We have made significant gains in reducing emissions by key Colorado Plateau power plants.
Navajo Generating Station
In 1991, the Trust negotiated to reduce Navajo Generating Station’s SO2 emissions by more than 60,000 tons annually. The effort, undertaken by a coalition of environmental groups led by Ed Norton, former Trust president, was the culmination of a battle between environmentalists and the Environmental Protection Agency (EPA), the White House, and owners of Navajo. For years, groups fought to enforce the Clean Air Act to protect visibility in our national parks and wilderness areas. Ultimately, the battle focused on the impact of Navajo’s contribution to the degraded visibility at the Grand Canyon, which led to an agreement to reduce SO2 emissions from the plant by 90 percent. In 2010, the Department of Interior committed to funding a comprehensive assessment of renewable energy and less polluting options to eventually replace the NGS.
Mohave Generating Station
In early 1998, the Grand Canyon Trust, Sierra Club, and National Parks and Conservation Association filed a lawsuit in federal court against the co-owners of the Mohave Generating Station for thousands of emission limit violations. We showed in briefs that between 1993 and 1998 the power plant had violated the opacity limit (a measure of pollution density) more than 400,000 times and the sulfur dioxide limit over 40,000 times. We also showed that these violations were taking place on a continual basis. Before the case went to trial the owners agreed to settle. The consent decree required the defendants to stop their long-standing violations by no later than December 31, 2005. Mohave closed on that date because its owners refused to install pollution controls and they failed to reach an agreement on coal and water supplies needed to keep the power plant operating.

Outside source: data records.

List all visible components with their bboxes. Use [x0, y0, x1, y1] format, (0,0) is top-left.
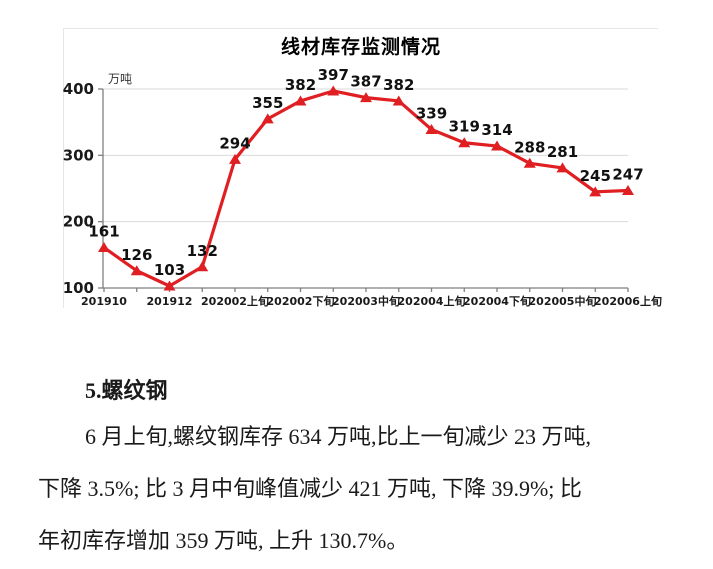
chart-data-label: 319: [449, 118, 480, 136]
chart-data-point: [163, 280, 176, 291]
chart-data-point: [229, 153, 241, 164]
body-paragraph: 6 月上旬,螺纹钢库存 634 万吨,比上一旬减少 23 万吨, 下降 3.5%…: [38, 411, 697, 567]
chart-data-label: 387: [350, 73, 381, 91]
chart-data-label: 161: [88, 223, 119, 241]
chart-data-label: 382: [285, 76, 316, 94]
section-heading: 5.螺纹钢: [85, 378, 168, 403]
chart-data-label: 281: [547, 143, 578, 161]
chart-data-label: 339: [416, 104, 447, 122]
chart-data-point: [556, 162, 569, 173]
y-axis-tick-label: 400: [63, 80, 94, 98]
y-axis-tick-label: 300: [63, 146, 94, 164]
y-axis-tick-label: 100: [63, 279, 94, 297]
x-axis-tick-label: 202002下旬: [267, 294, 335, 308]
chart-data-label: 247: [612, 165, 643, 183]
chart-data-point: [261, 113, 274, 124]
chart-series-line: [102, 89, 630, 288]
chart-data-label: 132: [187, 242, 218, 260]
chart-data-point: [425, 123, 438, 134]
x-axis-tick-label: 201912: [147, 295, 193, 308]
chart-container: 线材库存监测情况 万吨 100 200 300 400 201910 201912 2020…: [63, 28, 662, 308]
chart-data-label: 314: [481, 121, 512, 139]
x-axis-tick-label: 201910: [81, 295, 127, 308]
chart-data-point: [294, 95, 307, 106]
chart-data-label: 294: [219, 134, 250, 152]
x-axis-tick-label: 202005中旬: [529, 294, 597, 308]
chart-title: 线材库存监测情况: [280, 36, 441, 58]
chart-data-label: 382: [383, 76, 414, 94]
chart-data-point: [622, 184, 634, 195]
chart-data-point: [196, 261, 209, 272]
chart-data-label: 126: [121, 246, 152, 264]
body-text-line: 下降 3.5%; 比 3 月中旬峰值减少 421 万吨, 下降 39.9%; 比: [38, 476, 582, 501]
y-axis-tick-label: 200: [63, 213, 94, 231]
chart-data-point: [589, 186, 602, 197]
x-axis-tick-label: 202006上旬: [594, 294, 662, 308]
chart-data-point: [491, 140, 503, 151]
chart-data-point: [327, 85, 340, 96]
chart-data-point: [392, 95, 405, 106]
chart-data-label: 103: [154, 261, 185, 279]
x-axis-tick-label: 202002上旬: [201, 294, 269, 308]
chart-data-point: [458, 137, 471, 148]
y-axis-unit-label: 万吨: [108, 72, 133, 86]
chart-data-label: 288: [514, 138, 545, 156]
chart-data-label: 397: [318, 66, 349, 84]
x-axis-tick-label: 202003中旬: [332, 294, 400, 308]
chart-data-point: [523, 157, 536, 168]
body-text-line: 6 月上旬,螺纹钢库存 634 万吨,比上一旬减少 23 万吨,: [85, 424, 592, 449]
chart-data-point: [130, 265, 143, 276]
x-axis-tick-label: 202004上旬: [398, 294, 466, 308]
x-axis-tick-label: 202004下旬: [463, 294, 531, 308]
inventory-line-chart: 100 200 300 400 201910 201912 202002上旬202002下旬…: [63, 66, 662, 308]
chart-data-label: 355: [252, 94, 283, 112]
chart-data-point: [98, 242, 110, 253]
body-text-line: 年初库存增加 359 万吨, 上升 130.7%。: [38, 528, 409, 553]
chart-data-point: [360, 92, 372, 103]
chart-data-label: 245: [580, 167, 611, 185]
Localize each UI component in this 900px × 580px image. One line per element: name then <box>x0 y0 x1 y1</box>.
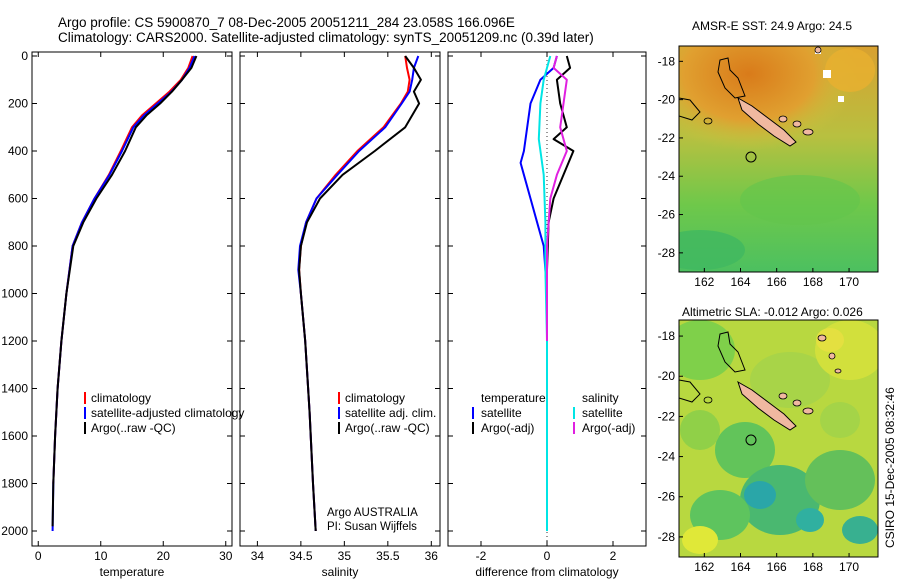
map-y-tick-label: -22 <box>658 409 676 423</box>
series-line-argo <box>298 55 422 532</box>
map-y-tick-label: -24 <box>658 450 676 464</box>
sla-map: 162 164 166 168 170 -18 -20 -22 -24 -26 -28 <box>658 319 879 574</box>
sst-map: 162 164 166 168 170 -18 -20 -22 -24 -26 -28 <box>658 45 879 289</box>
sst-map-field <box>679 46 878 272</box>
x-tick-label: 0 <box>35 549 42 563</box>
temperature-panel: 0 10 20 30 temperature 0 200 400 600 800 1000 1200 1… <box>1 49 232 579</box>
legend-label-argo: Argo(..raw -QC) <box>345 421 430 435</box>
x-axis-label: salinity <box>322 565 359 579</box>
sst-map-title: AMSR-E SST: 24.9 Argo: 24.5 <box>692 19 852 33</box>
legend-label-sal-satellite: satellite <box>582 406 623 420</box>
legend-label-satellite: satellite adj. clim. <box>345 406 436 420</box>
x-tick-label: 35 <box>338 549 352 563</box>
annotation-program: Argo AUSTRALIA <box>327 507 418 519</box>
map-y-tick-label: -18 <box>658 54 676 68</box>
y-tick-label: 1600 <box>1 429 28 443</box>
series-line-satellite <box>51 55 196 532</box>
legend-label-sal-argo: Argo(-adj) <box>582 421 635 435</box>
legend-title-salinity: salinity <box>582 391 619 405</box>
y-tick-label: 1400 <box>1 382 28 396</box>
difference-panel: -2 0 2 difference from climatology <box>447 51 647 579</box>
legend-label-climatology: climatology <box>91 391 151 405</box>
difference-legend-temperature: temperature satellite Argo(-adj) <box>472 391 546 435</box>
y-tick-label: 2000 <box>1 524 28 538</box>
x-tick-label: 30 <box>219 549 233 563</box>
map-x-tick-label: 166 <box>767 560 787 574</box>
plot-frame <box>239 51 441 547</box>
series-line-salinity-satellite <box>537 55 552 531</box>
map-y-tick-label: -26 <box>658 490 676 504</box>
map-x-tick-label: 166 <box>767 275 787 289</box>
map-y-tick-label: -28 <box>658 246 676 260</box>
salinity-legend: climatology satellite adj. clim. Argo(..… <box>327 391 436 533</box>
map-y-tick-label: -20 <box>658 369 676 383</box>
x-tick-label: 20 <box>157 549 171 563</box>
x-tick-label: 35.5 <box>376 549 400 563</box>
sst-map-ticks: 162 164 166 168 170 -18 -20 -22 -24 -26 -28 <box>658 54 860 289</box>
map-y-tick-label: -22 <box>658 131 676 145</box>
x-tick-label: 0 <box>544 549 551 563</box>
plot-frame <box>31 51 233 547</box>
sla-map-field <box>679 320 878 557</box>
sla-argo-marker <box>745 434 757 446</box>
series-line-temperature-satellite <box>519 55 558 531</box>
map-y-tick-label: -20 <box>658 93 676 107</box>
x-tick-label: 10 <box>94 549 108 563</box>
map-x-tick-label: 162 <box>694 275 714 289</box>
side-stamp: CSIRO 15-Dec-2005 08:32:46 <box>883 387 897 548</box>
sst-argo-marker <box>745 151 757 163</box>
difference-legend-salinity: salinity satellite Argo(-adj) <box>573 391 635 435</box>
series-line-satellite <box>297 55 420 532</box>
map-x-tick-label: 170 <box>839 560 859 574</box>
map-y-tick-label: -24 <box>658 169 676 183</box>
y-tick-label: 600 <box>8 192 28 206</box>
y-tick-label: 1200 <box>1 334 28 348</box>
figure-title-line2: Climatology: CARS2000. Satellite-adjuste… <box>58 30 594 45</box>
x-tick-label: 34 <box>251 549 265 563</box>
series-line-climatology <box>298 55 411 532</box>
series-line-argo <box>51 55 198 527</box>
x-axis-label: difference from climatology <box>475 565 618 579</box>
x-tick-label: -2 <box>476 549 487 563</box>
x-axis-label: temperature <box>100 565 165 579</box>
y-tick-label: 400 <box>8 144 28 158</box>
x-tick-label: 36 <box>425 549 439 563</box>
x-tick-label: 34.5 <box>289 549 313 563</box>
map-y-tick-label: -26 <box>658 208 676 222</box>
annotation-pi: PI: Susan Wijffels <box>327 521 417 533</box>
map-y-tick-label: -28 <box>658 530 676 544</box>
map-x-tick-label: 164 <box>730 560 750 574</box>
y-tick-label: 200 <box>8 97 28 111</box>
y-tick-label: 1800 <box>1 477 28 491</box>
map-x-tick-label: 168 <box>803 560 823 574</box>
map-x-tick-label: 162 <box>694 560 714 574</box>
map-y-tick-label: -18 <box>658 329 676 343</box>
sla-map-title: Altimetric SLA: -0.012 Argo: 0.026 <box>682 305 863 319</box>
series-line-salinity-argo <box>546 55 568 341</box>
sla-map-ticks: 162 164 166 168 170 -18 -20 -22 -24 -26 -28 <box>658 329 860 574</box>
y-tick-label: 1000 <box>1 287 28 301</box>
salinity-panel: 34 34.5 35 35.5 36 salinity <box>239 51 441 579</box>
y-tick-label: 0 <box>21 49 28 63</box>
legend-label-temp-argo: Argo(-adj) <box>481 421 534 435</box>
map-x-tick-label: 164 <box>730 275 750 289</box>
figure-title-line1: Argo profile: CS 5900870_7 08-Dec-2005 2… <box>58 15 515 30</box>
map-x-tick-label: 168 <box>803 275 823 289</box>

San Juan Generating Station
On May 16, 2002, the Trust, along with the Rio Grande Chapter of the Sierra Club, filed a citizens’ lawsuit against Public Service Company of New Mexico (PNM) for violations of the Clean Air Act at the San Juan Generating Station — a four-unit, 1,600-megawatt, coal-fired power plant that dumps about 14 million tons of CO2, 21,000 tons of SO2, 28,000 tons of NOX, and 751 pounds of mercury into the air around Four Corners. In 2004 PNM admitted in federal court to more than 42,000 clean air violations at the plant and committed to a pollution reduction plan. That plan was entered as a court order. In 2009, PNM completed installing the controls, including the new carbon-injection system to reduce mercury. As a result, NOX emissions dropped by about 10,000 tons; SO2 emissions by about 7,000 thousand tons; and mercury emissions by about 500 pounds.
Springerville Generating Station
In 2001, Tucson Electric Power (TEP) announced plans to add two new 400-megawatt units to its Springerville plant. On November 9, 2001, the Trust filed a lawsuit alleging that TEP was operating the existing units at Springerville without a proper air quality (Prevention of Significant Deterioration, or “PSD”) permit. A consent decree on the Springerville litigation was signed in 2005 that resolved the Trust’s federal enforcement action alleging that the plant was operating without a valid air quality permit. In return, PNM stipulated that SO2 emissions for all four units will decline 44 percent compared to the emissions from the existing two units, NOX emissions will decline 23 percent, the potential for pollution from the existing units will be capped, the owners of Unit 4 will spend $1 million a year for 5 years on renewable energy and energy efficiency programs.